From: Katie Engelmann

 

It feels like ages ago when our young family stood in a hotel conference room in northern Minnesota preparing to comment on a proposed pipeline slated to cut through the county where we lived. The pipeline would carry tar-sands oil from Alberta, Canada, across northern Minnesota through rivers, lakes, and wetlands to a terminal in Superior, Wis. State agency personnel, county commissioners, and the consultants in the room were all prepared to rubber stamp the project, as was typical for such things. These folks were sure the project would bring economic prosperity to the region. We stopped at an information booth that showed poorly detailed maps of the route and wondered, where was the water? This project would cut through the headwaters of the Mississippi River, where were the details? With a squirmy babe in our arms, we shakily spoke in opposition to the proposed Line 3 “replacement project,” its expanded capacity, and new route through the headwaters. We felt like lone voices in the room, but we were not. Shortly after us, Winona LaDuke, executive director of Honor the Earth and other water protectors came and boldly stated the destruction the project would have on tribal lands, precious natural resources like wild rice, and the harm it would cause Indigenous communities. 

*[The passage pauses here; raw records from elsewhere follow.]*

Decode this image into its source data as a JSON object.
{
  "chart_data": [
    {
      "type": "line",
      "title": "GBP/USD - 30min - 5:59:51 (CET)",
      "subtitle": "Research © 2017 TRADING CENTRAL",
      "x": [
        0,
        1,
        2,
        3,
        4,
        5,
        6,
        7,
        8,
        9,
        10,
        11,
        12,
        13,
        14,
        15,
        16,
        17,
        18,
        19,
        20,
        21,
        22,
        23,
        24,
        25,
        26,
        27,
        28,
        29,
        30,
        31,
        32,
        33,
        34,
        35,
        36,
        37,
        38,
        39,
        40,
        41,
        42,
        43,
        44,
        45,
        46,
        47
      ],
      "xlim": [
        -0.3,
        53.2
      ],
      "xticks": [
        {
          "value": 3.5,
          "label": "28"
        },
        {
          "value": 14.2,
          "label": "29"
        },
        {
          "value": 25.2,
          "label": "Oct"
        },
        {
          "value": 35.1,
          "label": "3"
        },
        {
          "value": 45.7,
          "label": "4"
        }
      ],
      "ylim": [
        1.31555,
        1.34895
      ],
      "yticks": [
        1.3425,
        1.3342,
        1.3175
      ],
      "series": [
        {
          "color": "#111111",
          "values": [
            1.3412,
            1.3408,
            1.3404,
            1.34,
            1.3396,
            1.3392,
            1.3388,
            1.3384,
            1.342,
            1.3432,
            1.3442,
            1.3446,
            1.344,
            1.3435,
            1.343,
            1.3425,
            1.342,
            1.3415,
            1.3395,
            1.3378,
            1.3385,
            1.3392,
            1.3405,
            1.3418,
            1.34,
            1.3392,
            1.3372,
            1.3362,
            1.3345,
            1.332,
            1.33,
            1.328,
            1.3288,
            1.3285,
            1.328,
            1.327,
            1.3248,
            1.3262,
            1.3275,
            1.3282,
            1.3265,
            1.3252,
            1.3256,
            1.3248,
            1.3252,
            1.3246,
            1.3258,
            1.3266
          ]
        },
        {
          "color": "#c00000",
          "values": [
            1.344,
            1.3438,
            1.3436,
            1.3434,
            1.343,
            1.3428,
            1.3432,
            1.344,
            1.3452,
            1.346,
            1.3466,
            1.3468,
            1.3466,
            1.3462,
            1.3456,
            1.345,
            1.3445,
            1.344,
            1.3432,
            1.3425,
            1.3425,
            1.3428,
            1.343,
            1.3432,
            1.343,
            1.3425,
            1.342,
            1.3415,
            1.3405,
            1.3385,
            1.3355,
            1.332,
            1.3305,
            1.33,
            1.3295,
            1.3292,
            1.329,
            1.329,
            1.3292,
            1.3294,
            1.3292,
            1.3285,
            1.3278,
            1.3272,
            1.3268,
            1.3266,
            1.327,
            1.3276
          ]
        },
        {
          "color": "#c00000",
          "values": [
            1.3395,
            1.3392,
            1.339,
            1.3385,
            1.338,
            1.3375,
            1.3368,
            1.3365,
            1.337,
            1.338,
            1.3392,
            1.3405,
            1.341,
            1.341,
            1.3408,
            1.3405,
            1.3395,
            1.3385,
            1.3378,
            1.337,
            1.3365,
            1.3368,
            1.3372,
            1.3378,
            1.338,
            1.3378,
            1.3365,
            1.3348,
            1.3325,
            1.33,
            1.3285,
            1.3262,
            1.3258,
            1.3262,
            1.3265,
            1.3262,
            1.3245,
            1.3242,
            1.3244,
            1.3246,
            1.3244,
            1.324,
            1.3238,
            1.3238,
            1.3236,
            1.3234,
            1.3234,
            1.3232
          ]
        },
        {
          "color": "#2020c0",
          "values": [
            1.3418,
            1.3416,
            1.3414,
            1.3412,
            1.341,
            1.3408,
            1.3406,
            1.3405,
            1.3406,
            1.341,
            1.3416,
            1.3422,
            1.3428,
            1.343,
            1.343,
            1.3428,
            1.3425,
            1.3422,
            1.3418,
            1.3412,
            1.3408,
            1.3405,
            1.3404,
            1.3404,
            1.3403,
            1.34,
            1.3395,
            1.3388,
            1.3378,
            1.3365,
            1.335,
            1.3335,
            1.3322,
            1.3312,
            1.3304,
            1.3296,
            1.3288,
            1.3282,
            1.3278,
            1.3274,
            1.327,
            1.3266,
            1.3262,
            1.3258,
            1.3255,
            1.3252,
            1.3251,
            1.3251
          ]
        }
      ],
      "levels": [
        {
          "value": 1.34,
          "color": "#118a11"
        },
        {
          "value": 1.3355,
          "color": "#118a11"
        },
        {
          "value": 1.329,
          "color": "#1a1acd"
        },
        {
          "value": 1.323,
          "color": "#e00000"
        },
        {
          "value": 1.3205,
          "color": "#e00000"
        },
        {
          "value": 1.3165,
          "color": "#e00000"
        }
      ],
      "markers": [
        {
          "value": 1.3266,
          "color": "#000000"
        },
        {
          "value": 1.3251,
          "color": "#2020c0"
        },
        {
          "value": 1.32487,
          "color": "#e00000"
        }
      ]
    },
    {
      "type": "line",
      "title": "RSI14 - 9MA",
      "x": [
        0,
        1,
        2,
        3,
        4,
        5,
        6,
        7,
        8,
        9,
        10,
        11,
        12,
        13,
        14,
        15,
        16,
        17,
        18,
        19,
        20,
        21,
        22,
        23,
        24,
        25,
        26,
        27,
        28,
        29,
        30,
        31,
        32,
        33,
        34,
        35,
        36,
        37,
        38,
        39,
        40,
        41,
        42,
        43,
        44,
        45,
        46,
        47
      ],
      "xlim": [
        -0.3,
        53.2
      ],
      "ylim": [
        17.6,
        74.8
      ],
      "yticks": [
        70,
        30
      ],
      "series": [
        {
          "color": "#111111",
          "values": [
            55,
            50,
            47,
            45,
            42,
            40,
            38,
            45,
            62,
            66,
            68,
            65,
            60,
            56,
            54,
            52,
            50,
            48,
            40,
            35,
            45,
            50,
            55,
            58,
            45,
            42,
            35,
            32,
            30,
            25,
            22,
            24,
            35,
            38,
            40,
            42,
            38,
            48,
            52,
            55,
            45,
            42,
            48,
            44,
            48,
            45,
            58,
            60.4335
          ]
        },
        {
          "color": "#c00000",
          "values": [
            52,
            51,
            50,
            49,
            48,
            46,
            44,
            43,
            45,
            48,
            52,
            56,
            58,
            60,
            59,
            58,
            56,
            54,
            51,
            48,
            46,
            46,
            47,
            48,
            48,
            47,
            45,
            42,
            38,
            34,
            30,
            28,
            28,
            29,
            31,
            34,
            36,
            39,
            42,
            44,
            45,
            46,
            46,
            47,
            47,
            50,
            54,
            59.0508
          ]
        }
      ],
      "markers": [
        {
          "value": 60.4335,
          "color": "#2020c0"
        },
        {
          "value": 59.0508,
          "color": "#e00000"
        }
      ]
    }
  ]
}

More than 72,000 people also commented on the project during this scoping period. Over 68,000 of those comments were in opposition to the project. Despite public opposition, and the concern of several state agencies, the Minnesota Public Utilities Commission approved the pipeline. I learned of other organizations working to not only oppose the project, but to build community support networks that catalyze change — organizations like Honor the Earth, Minnesota Interfaith Power and Light, and Friends of the Headwaters. Folks in these organizations knew what the rubber stampers did not: Powerful communities are not built with oil money rooted in greed, corruption, and destruction. Powerful communities are built when they are rooted in honorable relationships among people and the land. Honor the Earth has organized a community of water protectors who are cultivating that relationship by creating spaces to share teachings about Indigenous lands, lifeways, and culture threatened by the pipeline. The community of water protectors has grown through prayerful connection, shared traditions, community meals, creation of art, collective celebration and sorrow, and building trust rooted in reciprocity. I have learned, changed, and grown from this movement.

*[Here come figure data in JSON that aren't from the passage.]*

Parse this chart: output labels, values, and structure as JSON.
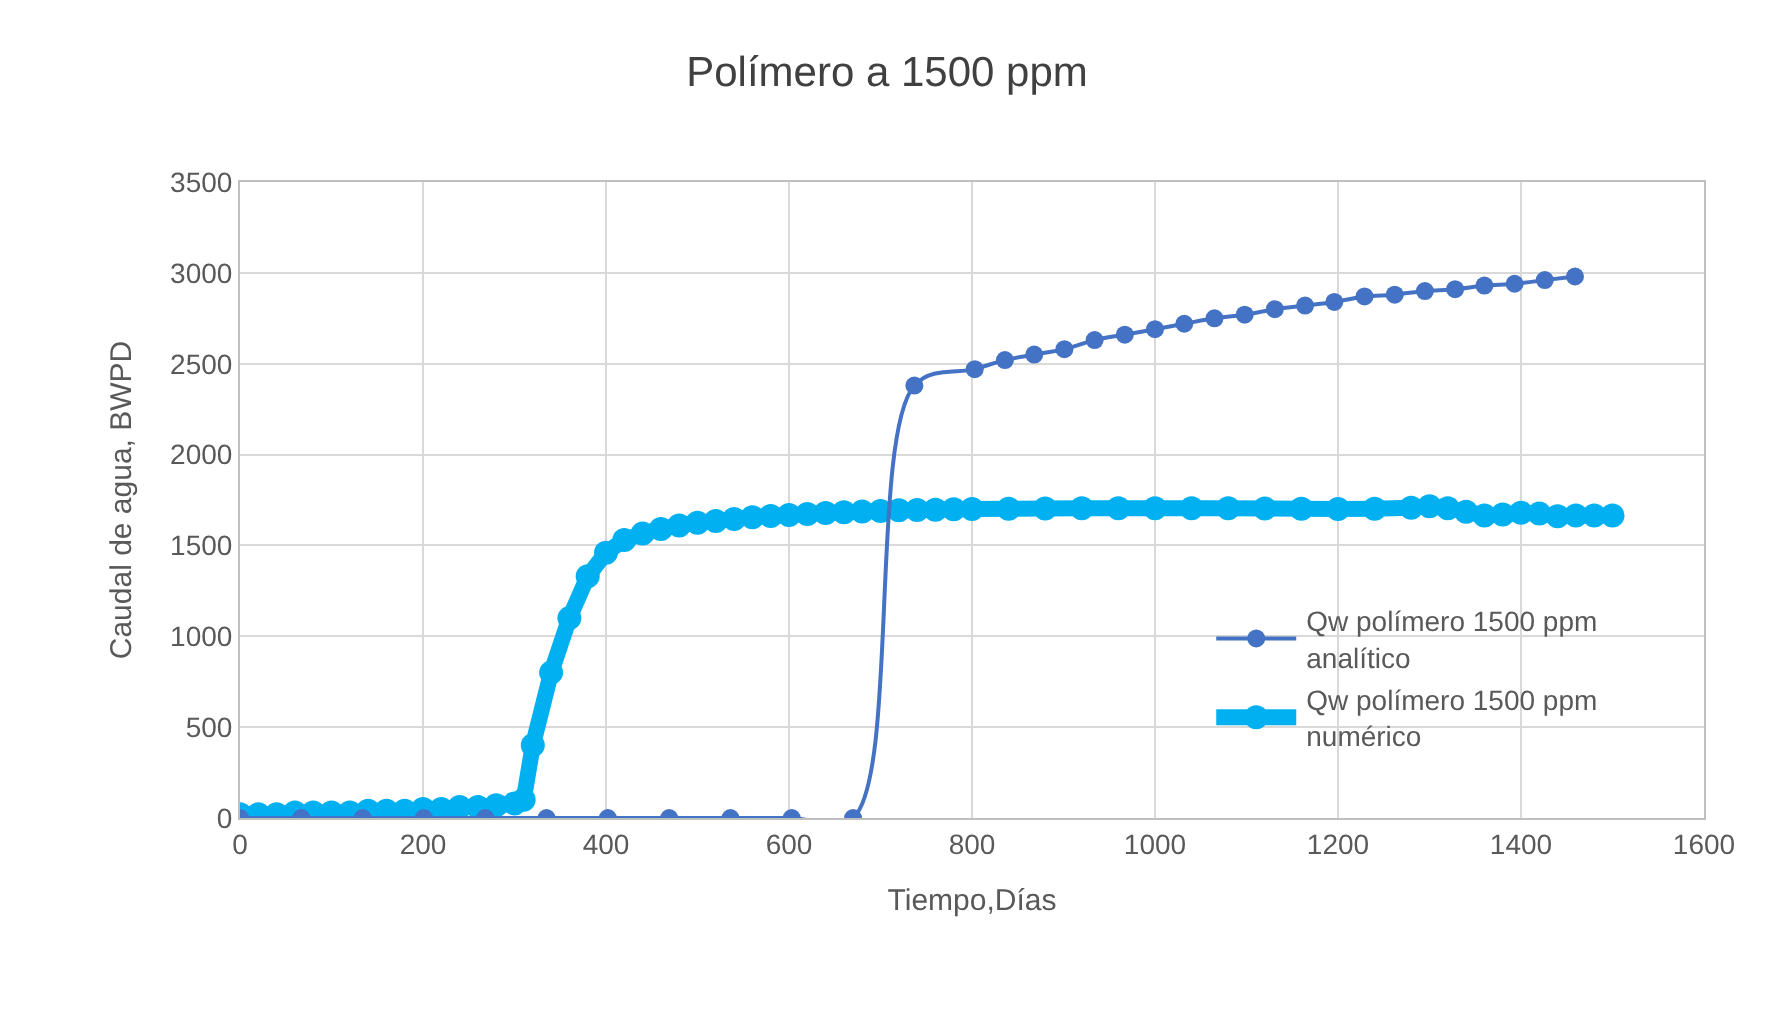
{
  "chart_data": {
    "type": "line",
    "title": "Polímero a 1500 ppm",
    "xlabel": "Tiempo,Días",
    "ylabel": "Caudal de agua, BWPD",
    "xlim": [
      0,
      1600
    ],
    "xticks": [
      0,
      200,
      400,
      600,
      800,
      1000,
      1200,
      1400,
      1600
    ],
    "ylim": [
      0,
      3500
    ],
    "yticks": [
      0,
      500,
      1000,
      1500,
      2000,
      2500,
      3000,
      3500
    ],
    "grid": true,
    "legend": "right",
    "marker": "circle",
    "line_style": "solid",
    "series": [
      {
        "name": "Qw polímero 1500 ppm analítico",
        "color": "#4472c4",
        "x": [
          0,
          67,
          134,
          201,
          268,
          335,
          402,
          469,
          536,
          603,
          670,
          737,
          803,
          836,
          868,
          901,
          934,
          967,
          1000,
          1032,
          1065,
          1098,
          1131,
          1164,
          1196,
          1229,
          1262,
          1295,
          1328,
          1360,
          1393,
          1426,
          1459
        ],
        "values": [
          0,
          0,
          0,
          0,
          0,
          0,
          0,
          0,
          0,
          0,
          0,
          2380,
          2470,
          2520,
          2550,
          2580,
          2630,
          2660,
          2690,
          2720,
          2750,
          2770,
          2800,
          2820,
          2840,
          2870,
          2880,
          2900,
          2910,
          2930,
          2940,
          2960,
          2980
        ]
      },
      {
        "name": "Qw polímero 1500 ppm numérico",
        "color": "#00b0f0",
        "x": [
          0,
          20,
          40,
          60,
          80,
          100,
          120,
          140,
          160,
          180,
          200,
          220,
          240,
          260,
          280,
          300,
          310,
          320,
          340,
          360,
          380,
          400,
          420,
          440,
          460,
          480,
          500,
          520,
          540,
          560,
          580,
          600,
          620,
          640,
          660,
          680,
          700,
          720,
          740,
          760,
          780,
          800,
          840,
          880,
          920,
          960,
          1000,
          1040,
          1080,
          1120,
          1160,
          1200,
          1240,
          1280,
          1300,
          1320,
          1340,
          1360,
          1380,
          1400,
          1420,
          1440,
          1460,
          1480,
          1500
        ],
        "values": [
          20,
          20,
          20,
          30,
          30,
          30,
          30,
          40,
          40,
          40,
          50,
          50,
          60,
          60,
          70,
          80,
          100,
          400,
          800,
          1100,
          1330,
          1460,
          1530,
          1565,
          1590,
          1610,
          1625,
          1635,
          1645,
          1655,
          1662,
          1668,
          1673,
          1678,
          1682,
          1686,
          1690,
          1693,
          1695,
          1697,
          1699,
          1700,
          1702,
          1703,
          1704,
          1705,
          1705,
          1705,
          1704,
          1703,
          1702,
          1700,
          1702,
          1708,
          1715,
          1705,
          1685,
          1665,
          1670,
          1680,
          1675,
          1660,
          1665,
          1665,
          1665
        ]
      }
    ]
  }
}
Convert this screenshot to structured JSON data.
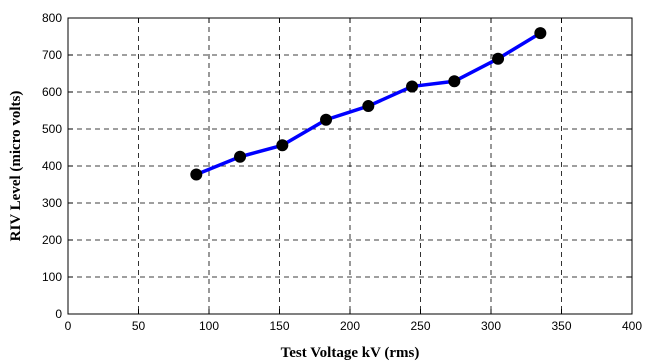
{
  "chart_data": {
    "type": "line",
    "title": "",
    "xlabel": "Test Voltage kV (rms)",
    "ylabel": "RIV Level (micro volts)",
    "xlim": [
      0,
      400
    ],
    "ylim": [
      0,
      800
    ],
    "xticks": [
      0,
      50,
      100,
      150,
      200,
      250,
      300,
      350,
      400
    ],
    "yticks": [
      0,
      100,
      200,
      300,
      400,
      500,
      600,
      700,
      800
    ],
    "grid": true,
    "legend": "none",
    "series": [
      {
        "x": [
          91,
          122,
          152,
          183,
          213,
          244,
          274,
          305,
          335
        ],
        "y": [
          377,
          425,
          456,
          525,
          562,
          615,
          629,
          690,
          759
        ],
        "line_color": "#0000ff",
        "marker_color": "#000000"
      }
    ]
  }
}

Since that first scoping meeting our family has grown older, we have moved 635 Mississippi river miles, to Winona. We witness the impact of climate change and its blaze through the modern media cycle. We don’t forget these are lives and our Earth, changed. We try to resist doom culture and work to create a more just community. I have been introduced to a local organization, the Winona-Dakota Unity Alliance, a group working to create a sustainable alliance among Indigenous nations and the Winona community. I mourned with the Great River in October when Enbridge announced the completion of the Line 3 pipeline and the beginning of the flow of oil. As Winona LaDuke stated, although the project is completed, the resistance to it isn’t. 

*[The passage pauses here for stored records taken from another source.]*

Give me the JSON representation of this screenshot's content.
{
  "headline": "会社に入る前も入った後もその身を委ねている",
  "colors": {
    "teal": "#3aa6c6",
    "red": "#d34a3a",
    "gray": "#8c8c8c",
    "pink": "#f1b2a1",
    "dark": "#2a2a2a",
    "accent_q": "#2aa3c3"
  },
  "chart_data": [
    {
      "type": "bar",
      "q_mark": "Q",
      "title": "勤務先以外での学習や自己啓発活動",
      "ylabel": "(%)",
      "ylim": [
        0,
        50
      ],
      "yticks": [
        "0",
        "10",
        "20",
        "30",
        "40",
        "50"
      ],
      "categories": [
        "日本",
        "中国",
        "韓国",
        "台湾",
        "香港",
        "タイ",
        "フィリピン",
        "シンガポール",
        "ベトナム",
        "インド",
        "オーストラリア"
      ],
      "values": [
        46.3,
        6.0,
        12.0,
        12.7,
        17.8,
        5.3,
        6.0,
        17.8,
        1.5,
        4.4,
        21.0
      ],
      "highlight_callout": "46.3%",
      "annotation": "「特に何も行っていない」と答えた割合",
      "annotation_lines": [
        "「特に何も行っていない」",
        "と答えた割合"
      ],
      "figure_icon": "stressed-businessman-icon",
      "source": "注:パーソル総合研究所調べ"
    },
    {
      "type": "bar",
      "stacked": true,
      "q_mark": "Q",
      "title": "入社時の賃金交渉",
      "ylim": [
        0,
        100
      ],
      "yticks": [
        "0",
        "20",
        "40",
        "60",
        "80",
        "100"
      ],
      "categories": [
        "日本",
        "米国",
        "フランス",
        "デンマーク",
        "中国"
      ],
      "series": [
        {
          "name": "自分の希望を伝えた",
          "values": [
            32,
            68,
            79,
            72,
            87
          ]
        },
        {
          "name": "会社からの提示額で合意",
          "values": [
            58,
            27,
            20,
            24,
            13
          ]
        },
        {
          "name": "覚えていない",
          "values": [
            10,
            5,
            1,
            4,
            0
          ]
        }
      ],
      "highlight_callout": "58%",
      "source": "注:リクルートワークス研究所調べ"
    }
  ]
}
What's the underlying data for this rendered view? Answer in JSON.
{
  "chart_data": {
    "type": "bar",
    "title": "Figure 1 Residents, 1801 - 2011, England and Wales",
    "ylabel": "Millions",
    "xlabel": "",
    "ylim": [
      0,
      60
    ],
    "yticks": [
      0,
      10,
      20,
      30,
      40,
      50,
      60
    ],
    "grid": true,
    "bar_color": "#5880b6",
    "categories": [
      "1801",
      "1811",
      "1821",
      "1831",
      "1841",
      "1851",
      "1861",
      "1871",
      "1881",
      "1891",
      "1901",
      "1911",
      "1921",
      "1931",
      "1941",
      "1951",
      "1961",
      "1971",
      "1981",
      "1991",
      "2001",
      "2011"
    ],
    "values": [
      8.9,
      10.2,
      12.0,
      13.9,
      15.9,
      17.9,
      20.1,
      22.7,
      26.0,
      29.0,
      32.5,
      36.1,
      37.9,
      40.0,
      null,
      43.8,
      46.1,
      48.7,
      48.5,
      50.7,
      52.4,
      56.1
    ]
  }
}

Indigenous-led resistance camps like Ginew Collective, RISE Coalition and others continue to advocate for environmental protection and native sovereignty. Over 800 people have been arrested or cited for protecting land and water, and standing up for treaty obligations to tribal nations. November was Indigenous Peoples Heritage month, on behalf of the Winona-Dakota Unity Alliance I ask fellow Winona community members the following:

1. Please come together to defend frontline activists facing legal challenges and support Indigenous communities by donating to: The Center for Protest Law & Litigation – Line 3 Rapid Response Fund at www.protestlaw.org/line3. Donations can be mailed to the Partnership for Civil Justice Fund (write CPLL/Line 3 in the subject line), 617 Florida Avenue NW, Washington, DC 20001.

2. We are also asking for donations to support an Indigenous-led culture camp’s transition into the winter season. Please donate wool socks, wool blankets, and large army tarps. Items can be mailed to 1661 Reservation Road, Cloquet, MN 55720. 

Your support helps give voice to Indigenous communities.